Law of Conservation of Angular Momentum

In an isolated system, total angular momentum remains constant over time: $$ \vec{L}_{\text{tot}} = \text{constant} $$

The conservation of angular momentum is one of the bedrock principles of physics. It explains how rotating systems behave when no external torques are acting on them.

This law stands alongside the conservation of energy and linear momentum as one of the cornerstones of mechanics. It applies universally-to rigid bodies, to individual particles, and on the grandest scales, to planets and stars. 

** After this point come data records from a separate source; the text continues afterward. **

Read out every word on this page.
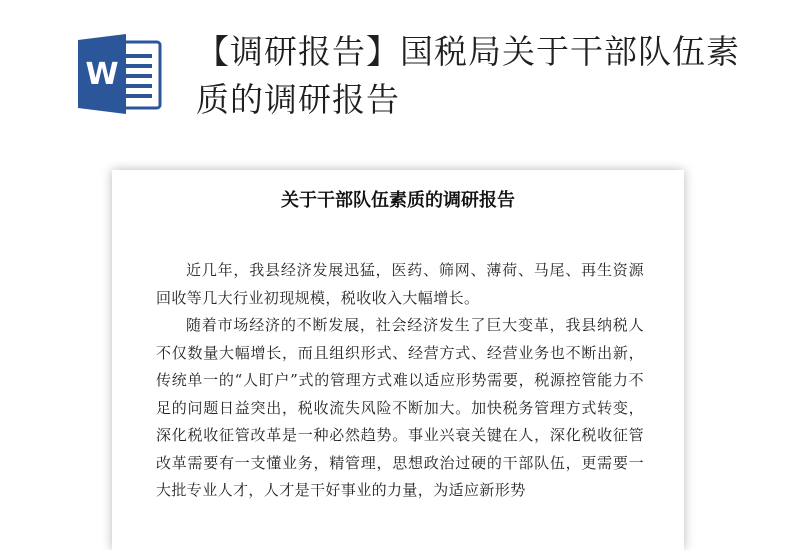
W
【调研报告】国税局关于干部队伍素质的调研报告
关于干部队伍素质的调研报告

近几年，我县经济发展迅猛，医药、筛网、薄荷、马尾、再生资源回收等几大行业初现规模，税收收入大幅增长。

随着市场经济的不断发展，社会经济发生了巨大变革，我县纳税人不仅数量大幅增长，而且组织形式、经营方式、经营业务也不断出新，传统单一的“人盯户”式的管理方式难以适应形势需要，税源控管能力不足的问题日益突出，税收流失风险不断加大。加快税务管理方式转变，深化税收征管改革是一种必然趋势。事业兴衰关键在人，深化税收征管改革需要有一支懂业务，精管理，思想政治过硬的干部队伍，更需要一大批专业人才，人才是干好事业的力量，为适应新形势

What exactly is angular momentum? Angular momentum is a vector quantity that describes the rotational state of a body with respect to a fixed point or axis. For a particle of mass \$m\$, located at position \$\vec{r}\$ relative to a point \$O\$, moving with velocity \$\vec{v}\$, it is defined as: $$ \vec{L} = \vec{r} \times \vec{p} $$ where \$\vec{p} = m \vec{v}\$ is the particle’s linear momentum, and \$\times\$ denotes the cross product. The resulting angular momentum vector is perpendicular to the plane defined by \$\vec{r}\$ and \$\vec{p}\$.

Practical Examples

Example 1

A planet orbiting the Sun is governed by the Sun’s central gravitational pull.

Because there is no torque about the Sun, the planet’s angular momentum is conserved.

This is precisely what underlies Kepler’s second law: the radius vector sweeps out equal areas in equal intervals of time.

Example 2

A figure skater spinning on the ice can change their spin rate simply by pulling their arms inward toward the body.

The skater’s mass stays the same, but their moment of inertia $I$ decreases. To conserve angular momentum $L = I \omega$, the angular velocity $\omega$ must increase.

Theoretical Foundation: Noether’s Theorem

The conservation of angular momentum isn’t just an observed regularity-it rests on a profound theoretical basis.

Noether’s theorem states that every symmetry in the laws of physics corresponds to a conserved quantity.

In this case, rotational symmetry leads directly to the conservation of angular momentum.

If the laws of physics remain unchanged under rotations of the reference frame, then angular momentum must be conserved.

And so the principle holds.